The alternation between dry and wet periods will continue through the coming decades, but climate models developed by regional and global organizations show that over the long run Central America will experience a gradual decrease in rainfall. One of these analyses shows a decrease of 13% in Guatemala’s rainfall by the year 2050 and of 27% by 2100.
Though these percentages may seem small at first glance, they can result in a considerable increase in hydrological stress, which various regions, particularly the western regions of the country and the southern portions of the departments of Huehuetenango, Quiché, and the Verapaces, are already experiencing. Much of the lack of water already observed in these and other regions are due to our poor management of this vital resource, especially in terms of the contamination of surface water that occurs when we discard our waste water without any treatment whatsoever. (Editorial note: Over 90% of Guatemala’s water sources and more than 98% of its waterways are polluted with bacteria.) Climate change will therefore add pressure on Guatemala to design and pass legislation to better manage and conserve our water resources.
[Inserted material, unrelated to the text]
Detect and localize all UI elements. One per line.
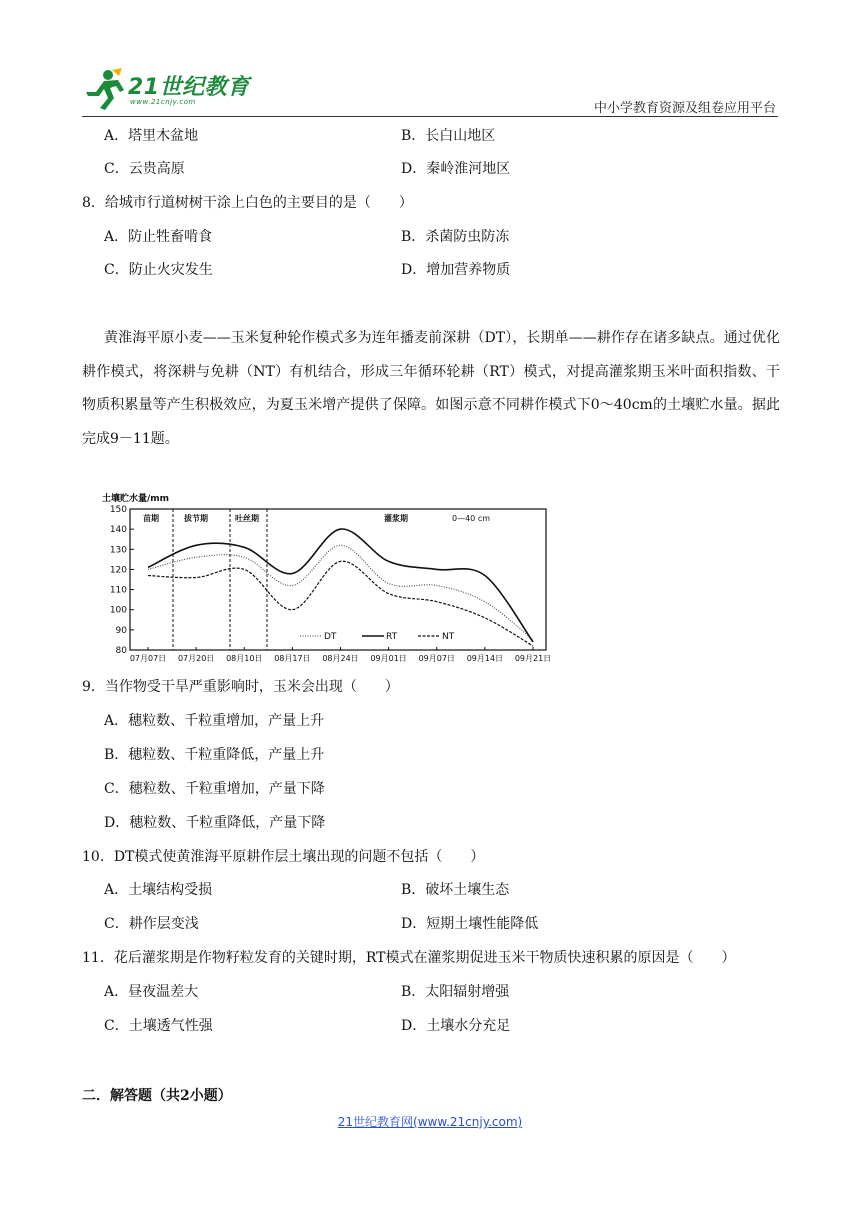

Climate change will also bring higher temperatures, which will increase the probability of having more arid regions with less agricultural productivity. Climate models show a global temperature increase of two to four degrees Celsius by the end of this century. The true temperature increase will depend on how much more greenhouse gas pollution the world produces.
This is why the December summit in Paris is so important for the future of our country. A binding agreement between all the countries of the world, especially those who pollute the most, including the United States, China, the European Union, and India, to reduce emissions that will permit the world to keep temperature increases in the range of or under two degrees Celsius. Guatemala must also make a proposal to reduce its emissions, and this proposal should be implemented through a participatory process led by the Ministry of the Environment and Natural Resources (MARN).
But beyond simply tuning into the negotiations, Guatemalans must start to work together to shape our local and national plans to adapt to the climate change that we’ll be confronting for the rest of the century. The task and the duty belong to all of us, to government as much as civil society.